Ce chapitre s’intéresse à la qualité de la conception d’une base de données relationnelle. Elle doit éviter dans la mesure du possible tout forme de redondance dans l’enregistrement des données. En effet, la redondance entraine des anomalies lors de la modification des données, qui conduisent à une incohérence des données stockées. De plus la redondance augmente fortement la taille des données stockées, ce qui peut fortement pénaliser les performances de la base.
L’analyse d’un modèle de données va reposer sur la notion de dépendance fonctionnelle entre les attributs du modèle.
Une analyse de ces dépendances fonctionnelles va conduire à préciser des formes particulières d’une base de données, appelées formes normales.
Dépendances fonctionnelles
Modèle et schéma de base
On regarde un modèle de données, constitué d’un certain nombre d’attributs, qui suivent certaines contraintes provenant de la réalité des données décrites.
On aura à envisager différentes instances envisageables de ce modèle, correspondant à différents moments de l’histoire, passés, futurs ou simplement envisageables.
On va réaliser ce modèle par un schéma de base de données, qui décrit une structure de tables, comme par exemple :
Realisateurs (idR, nom, prenom, sexe, anN, pays)

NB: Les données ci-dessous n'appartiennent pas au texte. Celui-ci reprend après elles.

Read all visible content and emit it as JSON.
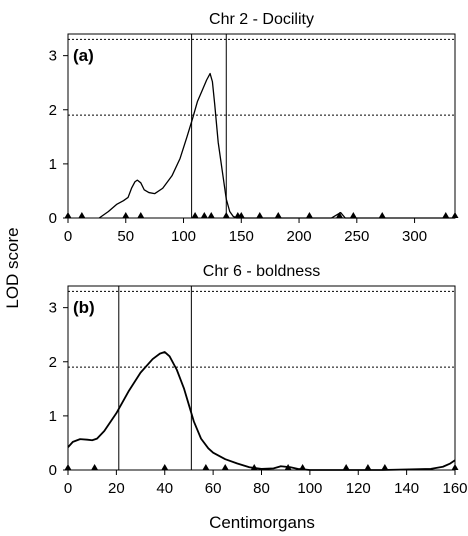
{
  "chart_data": [
    {
      "type": "line",
      "title": "Chr 2 - Docility",
      "panel_label": "(a)",
      "xlim": [
        0,
        335
      ],
      "ylim": [
        0,
        3.4
      ],
      "xticks": [
        0,
        50,
        100,
        150,
        200,
        250,
        300
      ],
      "yticks": [
        0,
        1,
        2,
        3
      ],
      "thresholds": [
        1.9,
        3.3
      ],
      "interval_bounds": [
        107,
        137
      ],
      "markers": [
        0,
        12,
        50,
        63,
        110,
        118,
        124,
        137,
        147,
        150,
        166,
        182,
        209,
        235,
        247,
        272,
        327,
        335
      ],
      "series": [
        {
          "x": [
            27,
            35,
            42,
            48,
            52,
            55,
            58,
            60,
            63,
            66,
            70,
            75,
            82,
            90,
            97,
            103,
            108,
            112,
            116,
            120,
            123,
            125,
            127,
            130,
            134,
            137,
            140,
            143,
            146,
            150,
            160,
            200,
            228,
            232,
            236,
            240,
            335
          ],
          "y": [
            0,
            0.12,
            0.25,
            0.32,
            0.38,
            0.55,
            0.67,
            0.7,
            0.65,
            0.52,
            0.47,
            0.45,
            0.55,
            0.78,
            1.1,
            1.5,
            1.85,
            2.15,
            2.35,
            2.55,
            2.67,
            2.52,
            2.1,
            1.4,
            0.8,
            0.35,
            0.12,
            0.03,
            0,
            0,
            0,
            0,
            0,
            0.05,
            0.1,
            0,
            0
          ]
        }
      ]
    },
    {
      "type": "line",
      "title": "Chr 6 - boldness",
      "panel_label": "(b)",
      "xlim": [
        0,
        160
      ],
      "ylim": [
        0,
        3.4
      ],
      "xticks": [
        0,
        20,
        40,
        60,
        80,
        100,
        120,
        140,
        160
      ],
      "yticks": [
        0,
        1,
        2,
        3
      ],
      "thresholds": [
        1.9,
        3.3
      ],
      "interval_bounds": [
        21,
        51
      ],
      "markers": [
        0,
        11,
        40,
        57,
        65,
        77,
        91,
        97,
        115,
        124,
        131,
        160
      ],
      "series": [
        {
          "x": [
            0,
            2,
            5,
            8,
            10,
            12,
            15,
            20,
            25,
            30,
            35,
            38,
            40,
            42,
            45,
            48,
            50,
            52,
            55,
            58,
            60,
            65,
            70,
            75,
            80,
            85,
            88,
            92,
            95,
            100,
            130,
            150,
            155,
            158,
            160
          ],
          "y": [
            0.42,
            0.52,
            0.57,
            0.56,
            0.55,
            0.58,
            0.72,
            1.05,
            1.45,
            1.8,
            2.05,
            2.15,
            2.18,
            2.1,
            1.85,
            1.5,
            1.2,
            0.9,
            0.58,
            0.4,
            0.32,
            0.2,
            0.12,
            0.05,
            0.02,
            0.03,
            0.07,
            0.05,
            0.02,
            0,
            0,
            0.02,
            0.06,
            0.12,
            0.18
          ]
        }
      ]
    }
  ],
  "labels": {
    "y_axis": "LOD score",
    "x_axis": "Centimorgans"
  },
  "colors": {
    "curve": "#000000",
    "axis": "#000000",
    "threshold": "#000000",
    "marker": "#000000"
  }
}
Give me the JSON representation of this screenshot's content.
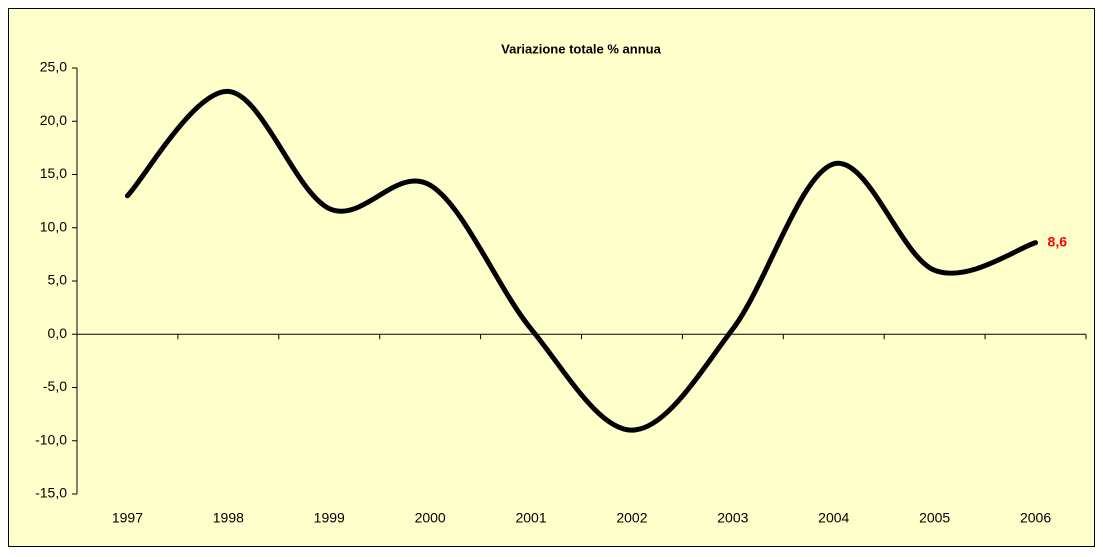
{
  "chart_data": {
    "type": "line",
    "title": "Variazione totale % annua",
    "categories": [
      "1997",
      "1998",
      "1999",
      "2000",
      "2001",
      "2002",
      "2003",
      "2004",
      "2005",
      "2006"
    ],
    "series": [
      {
        "name": "Variazione totale % annua",
        "color": "#000000",
        "values": [
          13.0,
          22.8,
          11.8,
          14.0,
          0.5,
          -9.0,
          0.5,
          16.0,
          6.0,
          8.6
        ],
        "value_labels": [
          null,
          null,
          null,
          null,
          null,
          null,
          null,
          null,
          null,
          "8,6"
        ],
        "label_color": "#ff0000"
      }
    ],
    "ylim": [
      -15,
      25
    ],
    "yticks": [
      {
        "value": -15,
        "label": "-15,0"
      },
      {
        "value": -10,
        "label": "-10,0"
      },
      {
        "value": -5,
        "label": "-5,0"
      },
      {
        "value": 0,
        "label": "0,0"
      },
      {
        "value": 5,
        "label": "5,0"
      },
      {
        "value": 10,
        "label": "10,0"
      },
      {
        "value": 15,
        "label": "15,0"
      },
      {
        "value": 20,
        "label": "20,0"
      },
      {
        "value": 25,
        "label": "25,0"
      }
    ],
    "grid": false,
    "smooth": true
  }
}
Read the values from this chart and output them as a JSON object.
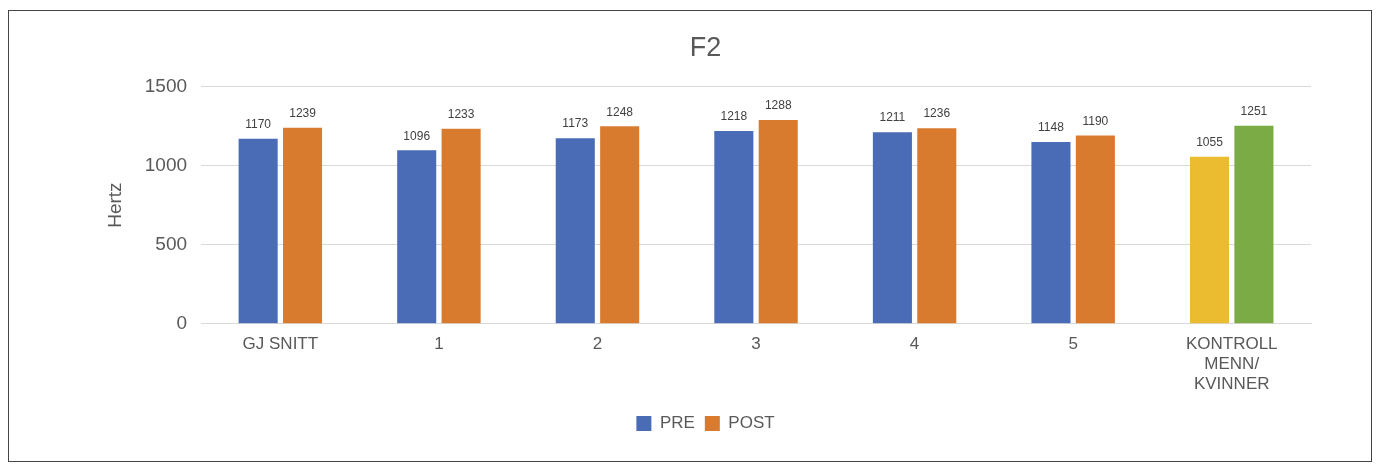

Films (idF, titre, type, anR, idR)
Pour chaque instance du modèle, on obtiendra ainsi plusieurs tables effectives, comme
idR | nom | prenom | sexe | anN | pays |
---|---|---|---|---|---|
1 |
Eastwood |
clint |
M |
1930 |
US |
2 |
Hitckock |
Alfred |
M |
1899 |
GB |
et
idF | titre | type | anR | idR |
---|---|---|---|---|
1 |
Psychose |
horreur |
1960 |
2 |
2 |
La corde |
policier |
1948 |
2 |
3 |
Impitoyable |
western |
1992 |
1 |
Si on modifie ces données, on obtient une nouvelle instance du même schéma.
Dépendances fonctionnelles
On considère un modèle avec des attributs a1, … , an, et on notera A l’ensemble de tous ces attributs { a1, … an}
Pour un enregistrement t, on note a1(t), … , an(t) les valeurs de ces attributs pour l’enregistrement t.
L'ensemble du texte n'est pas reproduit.